Loyola University Chicago is revamping a program that teaches white people how to rid themselves of their racism.
Ramblers Analyzing Whiteness, the program, launched three years ago for students who identified as white and wanted to cure themselves of their “white privilege,” the College Fix reported Thursday.
“The Committee members who lead the workshops are identified as R.A.W Guides who work with each cohort of students to create brave, affinity spaces for students to engage in meaningful dialogue about anti-racist, anti-supremacist efforts, racial justice, and allyship,” the R.A.W website explains.
R.A.W. confirmed to the College Fix that the program would start up again for the 2017-2018 school year, due to a renewed interest.
This year’s program will consist of groups of six to 10 students who will meet for two hours seven times over the year to discuss topics like analyzing white privilege, the cycle of oppression and how to be an ally. Participants are only allowed to miss two meetings.

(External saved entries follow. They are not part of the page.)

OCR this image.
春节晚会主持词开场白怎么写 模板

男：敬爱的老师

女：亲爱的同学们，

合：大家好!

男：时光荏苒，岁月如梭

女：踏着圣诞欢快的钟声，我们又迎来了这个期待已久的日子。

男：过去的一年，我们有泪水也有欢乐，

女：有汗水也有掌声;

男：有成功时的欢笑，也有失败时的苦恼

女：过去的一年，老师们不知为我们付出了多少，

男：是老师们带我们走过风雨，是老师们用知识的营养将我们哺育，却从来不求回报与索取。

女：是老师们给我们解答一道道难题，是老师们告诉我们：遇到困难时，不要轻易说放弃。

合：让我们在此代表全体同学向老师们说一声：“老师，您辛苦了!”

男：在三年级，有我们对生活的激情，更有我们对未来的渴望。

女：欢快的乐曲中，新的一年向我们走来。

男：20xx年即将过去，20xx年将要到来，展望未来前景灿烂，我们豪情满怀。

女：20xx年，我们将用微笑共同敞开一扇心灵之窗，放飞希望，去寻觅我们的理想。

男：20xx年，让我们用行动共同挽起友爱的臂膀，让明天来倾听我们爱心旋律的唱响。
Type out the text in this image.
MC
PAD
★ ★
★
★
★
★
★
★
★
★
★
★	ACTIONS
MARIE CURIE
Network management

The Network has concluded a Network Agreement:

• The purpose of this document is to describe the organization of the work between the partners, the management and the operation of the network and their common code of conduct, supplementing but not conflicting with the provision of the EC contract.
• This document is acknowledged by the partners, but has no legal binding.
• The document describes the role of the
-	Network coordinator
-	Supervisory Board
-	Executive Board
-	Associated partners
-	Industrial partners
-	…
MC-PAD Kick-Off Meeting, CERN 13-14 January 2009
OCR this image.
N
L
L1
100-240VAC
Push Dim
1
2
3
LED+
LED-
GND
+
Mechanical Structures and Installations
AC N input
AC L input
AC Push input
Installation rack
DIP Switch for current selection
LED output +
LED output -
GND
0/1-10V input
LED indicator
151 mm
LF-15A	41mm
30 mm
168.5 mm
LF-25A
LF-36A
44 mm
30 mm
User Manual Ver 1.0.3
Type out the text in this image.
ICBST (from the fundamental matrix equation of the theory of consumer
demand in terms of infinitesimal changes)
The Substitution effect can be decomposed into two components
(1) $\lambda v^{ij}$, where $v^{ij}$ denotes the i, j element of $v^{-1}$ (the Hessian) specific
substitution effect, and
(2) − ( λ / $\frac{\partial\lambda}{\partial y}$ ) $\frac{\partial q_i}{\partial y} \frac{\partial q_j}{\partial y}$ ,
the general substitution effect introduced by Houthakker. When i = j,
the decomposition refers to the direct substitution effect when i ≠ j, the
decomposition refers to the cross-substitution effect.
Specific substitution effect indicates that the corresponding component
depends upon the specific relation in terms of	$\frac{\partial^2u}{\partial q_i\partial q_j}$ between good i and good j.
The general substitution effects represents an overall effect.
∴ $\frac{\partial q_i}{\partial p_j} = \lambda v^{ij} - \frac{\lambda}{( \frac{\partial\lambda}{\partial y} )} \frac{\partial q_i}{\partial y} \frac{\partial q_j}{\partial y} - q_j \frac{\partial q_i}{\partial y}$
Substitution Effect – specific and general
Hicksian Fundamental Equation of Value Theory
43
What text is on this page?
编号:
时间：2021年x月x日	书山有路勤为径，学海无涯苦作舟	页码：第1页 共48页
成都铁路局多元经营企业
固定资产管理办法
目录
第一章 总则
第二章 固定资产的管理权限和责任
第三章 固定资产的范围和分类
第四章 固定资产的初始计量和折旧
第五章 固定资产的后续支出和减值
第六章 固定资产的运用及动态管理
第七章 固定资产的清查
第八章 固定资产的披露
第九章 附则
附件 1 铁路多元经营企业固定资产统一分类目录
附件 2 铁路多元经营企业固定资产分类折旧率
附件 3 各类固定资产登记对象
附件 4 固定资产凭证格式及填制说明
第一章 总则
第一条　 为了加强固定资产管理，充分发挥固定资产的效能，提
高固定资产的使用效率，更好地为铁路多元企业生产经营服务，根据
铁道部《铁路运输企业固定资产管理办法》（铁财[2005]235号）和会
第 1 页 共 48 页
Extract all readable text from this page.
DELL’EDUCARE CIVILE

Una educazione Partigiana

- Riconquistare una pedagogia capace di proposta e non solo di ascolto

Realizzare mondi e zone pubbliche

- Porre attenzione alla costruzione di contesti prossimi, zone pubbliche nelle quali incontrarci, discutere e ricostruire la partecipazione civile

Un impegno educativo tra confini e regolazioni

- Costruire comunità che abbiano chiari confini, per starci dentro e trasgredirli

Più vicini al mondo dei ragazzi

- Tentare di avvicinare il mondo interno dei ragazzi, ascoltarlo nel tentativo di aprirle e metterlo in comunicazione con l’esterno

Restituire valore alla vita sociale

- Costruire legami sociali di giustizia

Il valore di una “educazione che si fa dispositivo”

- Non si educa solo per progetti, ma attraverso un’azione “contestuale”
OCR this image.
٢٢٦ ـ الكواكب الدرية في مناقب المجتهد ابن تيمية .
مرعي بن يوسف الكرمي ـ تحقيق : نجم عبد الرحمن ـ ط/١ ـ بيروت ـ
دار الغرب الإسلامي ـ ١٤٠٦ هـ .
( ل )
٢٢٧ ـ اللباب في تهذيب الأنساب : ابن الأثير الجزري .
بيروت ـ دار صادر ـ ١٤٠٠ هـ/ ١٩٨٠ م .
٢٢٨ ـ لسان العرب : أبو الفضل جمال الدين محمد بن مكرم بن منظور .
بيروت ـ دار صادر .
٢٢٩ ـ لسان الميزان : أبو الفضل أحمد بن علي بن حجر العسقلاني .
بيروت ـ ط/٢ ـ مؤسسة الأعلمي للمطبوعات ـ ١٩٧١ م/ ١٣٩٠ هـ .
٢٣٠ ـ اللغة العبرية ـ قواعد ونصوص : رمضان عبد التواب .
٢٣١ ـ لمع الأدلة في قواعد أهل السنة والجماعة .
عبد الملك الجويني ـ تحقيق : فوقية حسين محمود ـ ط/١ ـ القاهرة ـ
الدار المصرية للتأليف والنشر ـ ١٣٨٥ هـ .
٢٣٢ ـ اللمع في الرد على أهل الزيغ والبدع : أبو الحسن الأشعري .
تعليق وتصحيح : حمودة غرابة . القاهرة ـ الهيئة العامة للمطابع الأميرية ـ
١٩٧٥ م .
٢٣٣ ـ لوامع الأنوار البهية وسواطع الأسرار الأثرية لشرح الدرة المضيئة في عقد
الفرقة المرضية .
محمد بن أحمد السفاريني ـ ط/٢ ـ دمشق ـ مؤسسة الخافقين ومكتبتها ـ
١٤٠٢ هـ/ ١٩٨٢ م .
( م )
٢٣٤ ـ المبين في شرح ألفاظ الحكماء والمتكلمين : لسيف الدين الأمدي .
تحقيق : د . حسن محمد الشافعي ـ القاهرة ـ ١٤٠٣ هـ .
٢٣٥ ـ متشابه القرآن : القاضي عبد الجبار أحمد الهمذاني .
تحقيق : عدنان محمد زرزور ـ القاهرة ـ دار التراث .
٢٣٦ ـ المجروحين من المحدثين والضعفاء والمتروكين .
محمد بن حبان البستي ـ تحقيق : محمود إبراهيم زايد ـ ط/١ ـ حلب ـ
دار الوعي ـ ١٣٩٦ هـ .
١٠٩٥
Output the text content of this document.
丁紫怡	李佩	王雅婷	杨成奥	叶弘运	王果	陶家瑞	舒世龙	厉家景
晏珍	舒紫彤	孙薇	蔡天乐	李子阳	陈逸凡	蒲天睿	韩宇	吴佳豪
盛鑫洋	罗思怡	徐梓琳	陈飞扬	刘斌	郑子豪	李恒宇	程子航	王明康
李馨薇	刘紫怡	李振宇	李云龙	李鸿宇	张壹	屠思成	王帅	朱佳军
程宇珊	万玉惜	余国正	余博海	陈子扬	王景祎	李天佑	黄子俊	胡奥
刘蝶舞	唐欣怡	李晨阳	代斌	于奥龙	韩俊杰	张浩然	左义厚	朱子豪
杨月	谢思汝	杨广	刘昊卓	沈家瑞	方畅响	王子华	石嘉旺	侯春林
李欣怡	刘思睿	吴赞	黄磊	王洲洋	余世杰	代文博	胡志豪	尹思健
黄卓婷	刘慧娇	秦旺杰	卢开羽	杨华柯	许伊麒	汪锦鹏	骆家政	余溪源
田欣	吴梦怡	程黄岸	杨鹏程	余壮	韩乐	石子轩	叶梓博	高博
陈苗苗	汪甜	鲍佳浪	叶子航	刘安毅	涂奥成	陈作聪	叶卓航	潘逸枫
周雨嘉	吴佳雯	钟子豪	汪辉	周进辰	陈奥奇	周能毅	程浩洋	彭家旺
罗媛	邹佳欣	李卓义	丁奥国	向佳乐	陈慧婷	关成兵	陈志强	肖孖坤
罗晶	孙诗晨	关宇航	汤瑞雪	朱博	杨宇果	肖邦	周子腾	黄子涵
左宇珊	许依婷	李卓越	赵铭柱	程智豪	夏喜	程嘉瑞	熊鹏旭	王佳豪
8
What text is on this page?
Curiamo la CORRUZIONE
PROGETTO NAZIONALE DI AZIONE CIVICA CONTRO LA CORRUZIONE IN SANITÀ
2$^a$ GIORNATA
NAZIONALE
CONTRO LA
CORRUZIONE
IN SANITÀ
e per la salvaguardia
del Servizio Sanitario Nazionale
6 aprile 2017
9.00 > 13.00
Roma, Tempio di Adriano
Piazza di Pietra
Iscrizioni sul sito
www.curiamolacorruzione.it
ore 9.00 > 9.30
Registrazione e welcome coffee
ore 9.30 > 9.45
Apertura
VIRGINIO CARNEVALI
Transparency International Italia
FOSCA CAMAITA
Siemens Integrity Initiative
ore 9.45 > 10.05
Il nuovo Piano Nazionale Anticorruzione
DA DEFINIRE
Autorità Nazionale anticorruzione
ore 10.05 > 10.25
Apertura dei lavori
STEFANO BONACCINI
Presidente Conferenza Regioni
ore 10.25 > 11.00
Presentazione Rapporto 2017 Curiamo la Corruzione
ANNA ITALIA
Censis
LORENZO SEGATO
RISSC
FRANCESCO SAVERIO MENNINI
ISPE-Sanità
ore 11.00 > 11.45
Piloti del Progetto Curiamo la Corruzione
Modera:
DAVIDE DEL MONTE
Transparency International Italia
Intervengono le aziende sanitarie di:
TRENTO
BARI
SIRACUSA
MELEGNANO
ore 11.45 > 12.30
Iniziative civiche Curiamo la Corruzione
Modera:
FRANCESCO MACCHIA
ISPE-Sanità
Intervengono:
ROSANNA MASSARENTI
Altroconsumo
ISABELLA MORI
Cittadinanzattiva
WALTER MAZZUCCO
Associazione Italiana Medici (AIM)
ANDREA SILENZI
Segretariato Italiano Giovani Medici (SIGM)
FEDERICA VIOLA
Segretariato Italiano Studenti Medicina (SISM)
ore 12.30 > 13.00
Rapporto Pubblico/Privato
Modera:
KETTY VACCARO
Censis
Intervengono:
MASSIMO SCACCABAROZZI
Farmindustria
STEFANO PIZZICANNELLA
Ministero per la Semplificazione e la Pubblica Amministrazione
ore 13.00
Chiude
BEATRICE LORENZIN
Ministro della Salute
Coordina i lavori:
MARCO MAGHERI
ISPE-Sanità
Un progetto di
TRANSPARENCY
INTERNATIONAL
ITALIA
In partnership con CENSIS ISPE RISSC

Only students who self-identify as white are allowed to attend, including multi-racial and bi-racial students. “Whiteness” is hard to define, R.A.W. says, so they rely on a definition of whiteness as a “socially constructed category.”
“The R.A.W. program draws on Barbara Applebaum’s scholarship to understand Whiteness: ‘While the definition of whiteness is difficult to pin down, there is a widespread agreement that whiteness is a socially constructed category that is normalized within a system of privilege so that it is taken for granted by those who benefit from it,'” the group states.